Maybe the OP can call to BMW Winter Park to see if you can get anymore info on the vehicle VIN. It’s like throwing a dart, but the worst that the service dept can do is hang up on you or not return your call. Or check a few used cars online at the dealer and see if this same thing pops up on any other 2020 BMWs for sale,

Not really, an untitled Loaner car will drive around without license plates or a DLR Plate, and isn’t considered titled yet. That’s why ‘first owner’ is 3/31. But as this car has 15k miles it no longer counts as a BMW Demo (I believe that’s 5k) and had to be sold without any incentives.

Actual loaners usually get plates so that EZPASS/tolls/violations etc can be billed to whoever loaned it at the time.

This car spent its life outside that ecosystem; it was a principal or exec or their family member who just DGAF.

Oh yah I keep forgetting this is in FL.
In CA, they can drive around with a Dealer Plate without titling the car.

Thanks again everyone, very useful tips.
@xenhacker - I have called the Winter park BMW service department a few days ago, and they didn’t give me any additional information beyond the fact that they serviced the car on that date (duh).
I’ll visit my local dealer and see what I can find.

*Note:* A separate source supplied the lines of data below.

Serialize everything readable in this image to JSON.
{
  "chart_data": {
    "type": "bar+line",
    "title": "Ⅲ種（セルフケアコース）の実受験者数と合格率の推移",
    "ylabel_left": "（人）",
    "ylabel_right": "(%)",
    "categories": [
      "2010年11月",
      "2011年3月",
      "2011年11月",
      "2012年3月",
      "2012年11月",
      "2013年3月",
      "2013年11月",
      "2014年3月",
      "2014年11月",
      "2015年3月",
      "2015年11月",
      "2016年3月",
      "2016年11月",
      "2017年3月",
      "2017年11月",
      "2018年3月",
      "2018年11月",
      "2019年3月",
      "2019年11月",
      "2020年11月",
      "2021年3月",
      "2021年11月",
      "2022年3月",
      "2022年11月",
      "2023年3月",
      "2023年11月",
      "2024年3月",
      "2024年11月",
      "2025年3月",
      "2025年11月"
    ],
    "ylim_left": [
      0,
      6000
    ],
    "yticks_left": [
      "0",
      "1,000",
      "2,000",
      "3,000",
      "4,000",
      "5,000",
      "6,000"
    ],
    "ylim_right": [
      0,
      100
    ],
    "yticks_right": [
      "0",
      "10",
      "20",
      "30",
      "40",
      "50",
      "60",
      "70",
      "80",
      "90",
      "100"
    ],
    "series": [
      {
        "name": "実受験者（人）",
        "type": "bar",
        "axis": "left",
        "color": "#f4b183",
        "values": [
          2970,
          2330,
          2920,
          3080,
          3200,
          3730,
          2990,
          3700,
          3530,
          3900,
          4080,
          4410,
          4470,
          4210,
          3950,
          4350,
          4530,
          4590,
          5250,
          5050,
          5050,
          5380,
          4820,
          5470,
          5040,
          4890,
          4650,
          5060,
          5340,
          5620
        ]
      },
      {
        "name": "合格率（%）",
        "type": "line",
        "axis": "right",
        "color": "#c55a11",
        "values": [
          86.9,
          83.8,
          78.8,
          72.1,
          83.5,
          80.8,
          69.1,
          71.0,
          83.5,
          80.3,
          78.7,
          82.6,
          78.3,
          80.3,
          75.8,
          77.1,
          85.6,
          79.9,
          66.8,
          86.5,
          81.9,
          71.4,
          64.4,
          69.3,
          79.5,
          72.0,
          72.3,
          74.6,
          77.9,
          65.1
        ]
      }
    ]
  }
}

As the forum contrarian, I’ll just say we did have lives before there was such a thing as Carfax, and we got by just fine. Use a known mechanic to inspect before purchase and roll on down the highway. Time for a rebranding anyway…who uses faxes that’s days?

Financial Institutions…for some reason I keep encountering FIs that keep asking for faxes.
But yes CarFax is a pretty antiquated name.